その化け物は、3つのうち1つだけ顔を向けると、大きく口を開いて、黒っぽい何かを吐き出してくる。だけど、サニア姉とフレイさんはその場で立ったままだ。

「レイン!危ねーから顔引っ込めろ!」

サニア姉にそう言われるけど、僕は

「サニア姉とフレイさんも逃げてよ!」

言い返す。フレイさんも

「おやっさん!レインをそこから下げてくれ。」

 ウインおじさんに向かってそう言って、再び前を向く。

 ウインおじさんと母さんに後ろから抱えられて、引きずられながら、窓のそばから無理矢理引き離される。僕はサニア姉を見続ける。その時、ふとサニア姉が僕の方を見て笑いかけてくれた。そして、すぐ前を向いて剣を構える。化け物が吐き出した黒い何かがサニア姉とフレイさんに迫ってくるなか、二人は同時に叫ぶ。

「天地耀照流、照波2連撃!」

「我、汝の力を借りて悪しき意志を穿こう。炎聖霊の槍!」

 サニア姉は右手の剣を右上から左下に、左手の剣を左上から右下に、同時に振り下ろす。その二本の剣から、魔力で作られたのは同じだけど、僕と兄さんを助けてくれた時とは違って、光る衝撃波が2本出てくる。フレイさんは右手を頭の横まで持ってくると、握りこぶしを作る。その手の周りに赤く光る魔導力?が集まって、大きな槍が作られる。その槍ができると同時に、槍を投げるような動作で右手を前に振る。すると、その槍はフレイさんの手を離れて、サニア姉の衝撃波と一緒に真っ直ぐ飛んでいく。その2つが化け物が吐き出した黒い何かとぶつかって、大きな音と土埃、それに凄い風が吹いて、僕達が飛び込んだ家の窓を壊す。その時飛んできた破片は、ヴィシムおじさんが剣で弾いてくれたお陰で、僕達に当たらない。僕は土埃の中にいるはずの二人に

「サニア姉ー!フレイさん!」

と呼びかけた。すると

「たく!なんだよあのバケモンは!ジジイ、説明しろ!」

なんかサニア姉が怒ってる声が聞こえる。それに答えるように聞き覚えのある声も聞こえてきた。

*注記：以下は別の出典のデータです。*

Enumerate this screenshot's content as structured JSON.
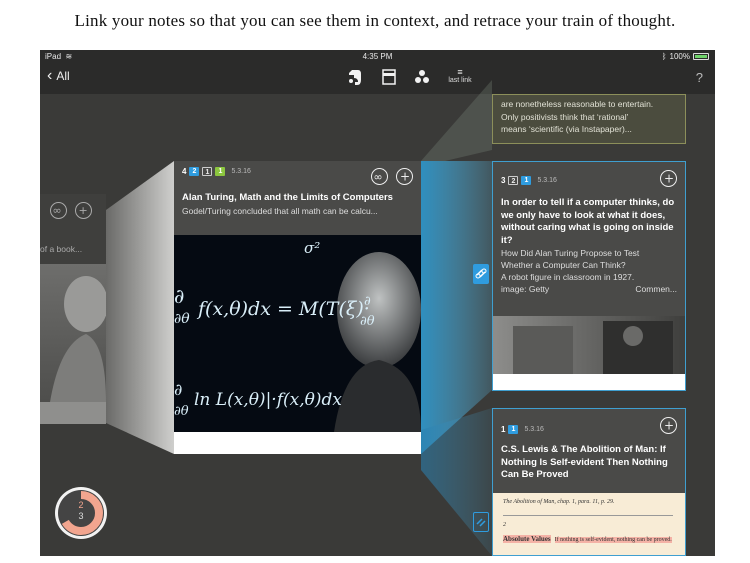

「ワシにも良うわからんわい!いくら攻撃しても、すぐ治りおるからきりがないんじゃ!」

 土埃がだんだんはれてくると、3人の人影が見えてくる。完全に土埃がはれるとその人の正体がわかる。2人は当然、サニア姉とフレイさん、増えたもう一人はミッドナイトが空に浮かんだとき、僕と兄さんを助けてくれたあのおじいさんだ。